Конечно, и в эпоху разгула спекуляции были случаи, когда общественное мнение восставало против «жирных котов» и они поджимали хвосты. При мне разыгралась драматическая попытка распродать национальное достояние — плато у пирамид Гизы.
Канадский бизнесмен Питер Мунк, основавший в Гонконге компанию «Саус Пасифик пропертиз», за небольшую плату арендовал на 99 лет несколько десятков гектаров почти у подножия знаменитых пирамид для создания туристского комплекса. Что для чиновников был кусок пустыни с его гравием, песком и камнями?! Египетская история молчала, зато явственно шелестели доллары, предложенные канадцем. Выждав время, Питер Мунк стал распродавать арендованную землю небольшими участками. Он верно рассчитал, что за возможность построить виллу с видом на пирамиды, за престижность места, за прекрасный воздух аравийские и другие нувориши не пожалеют денег. Не выкопав и метра канавы, не заложив ни одного фундамента, компания стала получать миллионы. Профессор истории Каирского университета Намат Фуад первой начала распутывать клубок грязных дел. Мунк оказался связанным и с египетским правительством, и с саудовской королевской семьей. О сделке стали писать газеты, начались дебаты в парламенте. Распродажа плато у пирамид прекратилась, но никто так и не был наказан.
Жизнь как бы повторила фантастический гротеск Гамаля аль-Гитани — его повесть «Воспоминание о прошедшем». С этой повести началось мое заочное, а затем и личное знакомство с писателем. Он подкупал искренностью без претензий, оригинальностью без оригинальничанья. Он уловил психологию «инфитаха», настроения «жирных котов», безумство распродажи, пиратство торгашей.

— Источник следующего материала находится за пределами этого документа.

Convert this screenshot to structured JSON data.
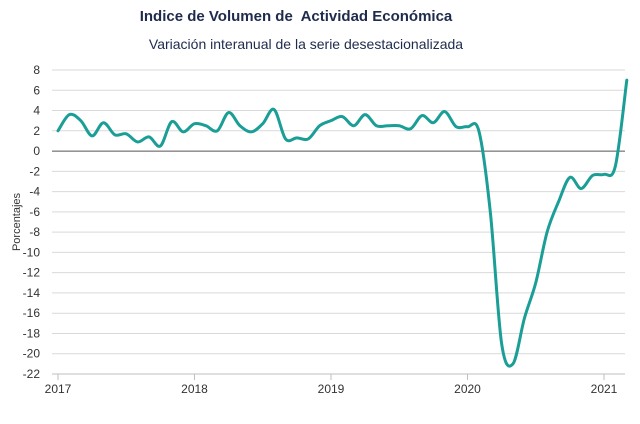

Ко времени публикации «Воспоминаний о прошедшем» имя Аль-Гитани уже стало известным в египетской и арабской литературе, несмотря на его относительную молодость: ему тогда было тридцать три года. Он принадлежал к кругу писателей-патриотов, которые с болью в сердце задавали вопрос: что означает для страны политический, курс Садата? От насеровской эпохи осталась высотная Асуанская плотина, заводы и фабрики, сооруженные при сотрудничестве с Советским Союзом. А что дало правление Садата?
Не только паразитизм прослойки нуворишей, но и их разрыв с национальными интересами и национальными традициями вызывал бурлящее недовольство и масс, и честной интеллигенции. Этот разрыв был не только социально-экономической и политической сутью новых компрадоров (как раз этот аспект зачастую ускользал от понимания масс), но означал и американизацию их быта, манеры поведения, взглядов, привычек. Нувориши, коррумпированные чиновники, купленная ими интеллигенция приобретали те черты, которые известны на Западе под словом «космополитизм», а здесь, на Ближнем Востоке, — под словом «левантизм».
Еще в XIX веке коммерческое вторжение Европы на Ближний Восток привело к появлению прослойки «левантийцев» (от слова Левант) — посредников, компрадоров, по происхождению греков, армян, евреев, палестинцев, сирийцев, «порой египтян. Дух нового левантизма означал, что местные нувориши — египтяне, общаясь с Западом, сдавали ему все национальные позиции в области культуры, обычаев, нравов. Они могли быть египтянами от волос до кончиков пальцев, их профили могли казаться скопированными с фресок фараоновских храмов, но тем опаснее были они для общества, тем лучше они пользовались национальной мимикрией, будучи, по сути дела, американцами, французами, западными немцами с египетскими лицами и паспортами.